Теории последовательны и строги, моральные учения являются пропагандистскими и сентиментальными даже там, где они звучат ригористично, или же представляют собой насильственный акт, руководствующийся сознанием невыводимости именно самой морали, как, например, кантовский рекурс к нравственным силам как к факту. Его. отважная попытка вывести обязанность взаимного уважения из закона разума, даже ещё более осмотрительная, чем вся западная философия, не находит никакой опоры в «Критиках». Это вполне обычная попытка буржуазного мышления обосновать предупредительное отношение, без которого не может существовать цивилизация, иначе, чем через материальный интерес и насилие, утончённая и парадоксальная как ни одна из ей предшествовавших и эфемерная, как и все они. Бюргер, который, руководствуясь кантовским мотивом уважения к одной лишь форме закона, упустил бы свою выгоду, был бы не просвещённым, но суеверным — глупцом.
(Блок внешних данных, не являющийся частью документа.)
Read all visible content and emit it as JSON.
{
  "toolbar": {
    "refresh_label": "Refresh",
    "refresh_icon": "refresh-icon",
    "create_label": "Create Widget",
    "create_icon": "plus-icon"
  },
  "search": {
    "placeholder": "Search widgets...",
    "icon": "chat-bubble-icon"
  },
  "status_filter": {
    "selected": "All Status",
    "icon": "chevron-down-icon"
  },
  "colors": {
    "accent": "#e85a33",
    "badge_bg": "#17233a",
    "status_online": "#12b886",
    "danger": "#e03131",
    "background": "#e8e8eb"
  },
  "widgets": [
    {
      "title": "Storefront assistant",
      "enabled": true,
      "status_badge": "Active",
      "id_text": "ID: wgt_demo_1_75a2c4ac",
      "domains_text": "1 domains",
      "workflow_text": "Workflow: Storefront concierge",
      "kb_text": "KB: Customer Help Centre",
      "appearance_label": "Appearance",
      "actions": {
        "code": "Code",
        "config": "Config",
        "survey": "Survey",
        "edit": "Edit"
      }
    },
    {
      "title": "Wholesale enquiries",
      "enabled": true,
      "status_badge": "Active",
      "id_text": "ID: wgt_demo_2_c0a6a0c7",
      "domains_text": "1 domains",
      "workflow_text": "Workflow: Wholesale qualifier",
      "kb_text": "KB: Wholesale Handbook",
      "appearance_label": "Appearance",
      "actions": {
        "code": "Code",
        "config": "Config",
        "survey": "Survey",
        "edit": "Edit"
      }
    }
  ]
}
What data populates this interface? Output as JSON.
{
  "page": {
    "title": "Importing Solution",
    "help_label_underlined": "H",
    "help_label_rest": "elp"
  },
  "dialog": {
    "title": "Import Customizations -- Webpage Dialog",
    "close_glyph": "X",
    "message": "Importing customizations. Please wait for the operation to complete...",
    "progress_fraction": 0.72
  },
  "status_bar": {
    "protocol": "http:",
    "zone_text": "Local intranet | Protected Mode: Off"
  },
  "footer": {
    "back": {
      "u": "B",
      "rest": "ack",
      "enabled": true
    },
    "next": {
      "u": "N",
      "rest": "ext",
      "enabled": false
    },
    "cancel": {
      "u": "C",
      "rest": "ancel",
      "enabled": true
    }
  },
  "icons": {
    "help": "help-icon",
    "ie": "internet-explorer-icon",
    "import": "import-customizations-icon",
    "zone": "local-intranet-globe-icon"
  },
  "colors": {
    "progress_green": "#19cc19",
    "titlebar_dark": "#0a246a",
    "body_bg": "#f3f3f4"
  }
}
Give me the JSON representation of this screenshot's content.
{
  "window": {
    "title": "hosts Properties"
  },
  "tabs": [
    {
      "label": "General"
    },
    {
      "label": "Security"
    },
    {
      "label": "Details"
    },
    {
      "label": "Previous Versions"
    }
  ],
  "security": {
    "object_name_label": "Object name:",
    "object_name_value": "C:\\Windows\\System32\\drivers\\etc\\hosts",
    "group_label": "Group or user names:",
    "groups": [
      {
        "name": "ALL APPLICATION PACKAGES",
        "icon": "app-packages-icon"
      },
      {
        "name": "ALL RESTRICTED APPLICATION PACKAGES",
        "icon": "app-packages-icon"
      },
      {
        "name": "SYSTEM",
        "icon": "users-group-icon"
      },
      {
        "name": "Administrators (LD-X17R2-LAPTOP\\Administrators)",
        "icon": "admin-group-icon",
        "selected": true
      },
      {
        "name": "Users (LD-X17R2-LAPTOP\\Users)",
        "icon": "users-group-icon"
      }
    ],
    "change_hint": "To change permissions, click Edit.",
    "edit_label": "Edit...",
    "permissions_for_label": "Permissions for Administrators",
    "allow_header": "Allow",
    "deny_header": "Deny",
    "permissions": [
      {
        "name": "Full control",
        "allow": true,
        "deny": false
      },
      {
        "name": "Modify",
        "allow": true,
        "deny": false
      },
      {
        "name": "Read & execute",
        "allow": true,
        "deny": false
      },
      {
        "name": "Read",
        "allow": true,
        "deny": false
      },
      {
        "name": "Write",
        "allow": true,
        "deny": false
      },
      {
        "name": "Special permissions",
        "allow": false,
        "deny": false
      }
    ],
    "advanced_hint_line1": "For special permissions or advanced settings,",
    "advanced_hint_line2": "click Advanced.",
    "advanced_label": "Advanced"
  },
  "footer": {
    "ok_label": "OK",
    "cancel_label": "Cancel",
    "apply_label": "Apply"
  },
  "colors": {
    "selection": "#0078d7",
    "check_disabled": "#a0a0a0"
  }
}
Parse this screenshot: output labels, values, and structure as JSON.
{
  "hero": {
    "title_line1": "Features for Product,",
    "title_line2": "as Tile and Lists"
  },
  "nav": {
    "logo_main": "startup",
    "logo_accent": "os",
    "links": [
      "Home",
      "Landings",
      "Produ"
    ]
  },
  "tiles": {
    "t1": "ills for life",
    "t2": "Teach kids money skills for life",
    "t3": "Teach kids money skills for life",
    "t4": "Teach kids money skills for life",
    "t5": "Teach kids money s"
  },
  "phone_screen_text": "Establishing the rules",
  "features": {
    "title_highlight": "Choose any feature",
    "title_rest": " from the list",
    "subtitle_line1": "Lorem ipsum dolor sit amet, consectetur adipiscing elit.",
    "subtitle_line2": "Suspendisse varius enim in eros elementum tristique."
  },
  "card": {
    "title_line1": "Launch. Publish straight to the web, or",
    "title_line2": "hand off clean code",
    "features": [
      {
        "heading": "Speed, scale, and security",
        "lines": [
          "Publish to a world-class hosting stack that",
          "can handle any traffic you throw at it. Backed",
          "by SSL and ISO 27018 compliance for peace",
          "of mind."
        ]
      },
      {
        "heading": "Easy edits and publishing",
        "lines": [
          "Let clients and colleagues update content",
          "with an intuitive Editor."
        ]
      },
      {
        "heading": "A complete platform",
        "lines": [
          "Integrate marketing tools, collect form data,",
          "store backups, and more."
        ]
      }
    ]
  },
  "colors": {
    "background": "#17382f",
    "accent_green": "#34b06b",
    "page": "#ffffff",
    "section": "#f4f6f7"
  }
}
Кантовский оптимизм, в соответствии с которым моральное действие разумно даже там, где наличествуют изрядно низкие намерения, коренится в ужасе перед возвратом к варварству. Лишись мы, пишет Кант, присоединяясь к Галлеру, [108] хоть одной из этих величайших нравственных сил, сил взаимной любви и уважения, «то в таком случае разверстая бездна ничто (имморальнсти) поглотила бы все царство (морального) существования подобно капле воды». Но нравственные силы, согласно Канту, ведь ничуть не в меньшей степени являются нейтральными побуждениями и способами поведения перед лицом научного разума, чем безнравственные, в которые они тотчас же и превращаются, когда направлены не на вышеуказанную скрытую возможность, а на примирение с властью. Различие изгоняется Просвещением из теории. Оно рассматривает страсти «ас si quaestio de lineis, planis aut de corporibus esset [109].
Тоталитарный порядок принимает тем самым серьёзный оборот. Будучи освобождённым от контроля со стороны своего собственного класса, удерживавшего дельца девятнадцатого столетия в пределах кантовского взаимоуважения и взаимной любви, фашизм, избавляющий подвластные ему народы от бремени моральных чувств посредством дисциплины, уже более не нуждается в соблюдении какой бы то ни было дисциплины. Вопреки категорическому императиву и в тем более глубоком созвучии с чистым разумом обращается он с людьми как с вещами, как со средоточием поведенческих реакций. От океана откровенного насилия, и в самом деле затопившего Европу, властители буржуазного мира стремились отгородиться плотиной лишь до тех пор, пока экономическая концентрация ещё не достигла достаточного уровня. Прежде только бедные и дикари были мишенью разнузданной капиталистической стихии. Но тоталитарный порядок полностью восстанавливает в своих правах калькулирующее мышление и основывается на науке как таковой. Его каноном является собственная кровавая боеспособность. То, что писалось на стене рукою философии начиная с кантовских «Критик» и кончая ницшевской «Генеалогией морали», было осуществлено вплоть до мельчайших подробностей одним-единственным человеком. Творчество маркиза де Сада показывает «рассудок, не пользующийся руководством со стороны другого», то есть освобождённого от опеки буржуазного субъекта.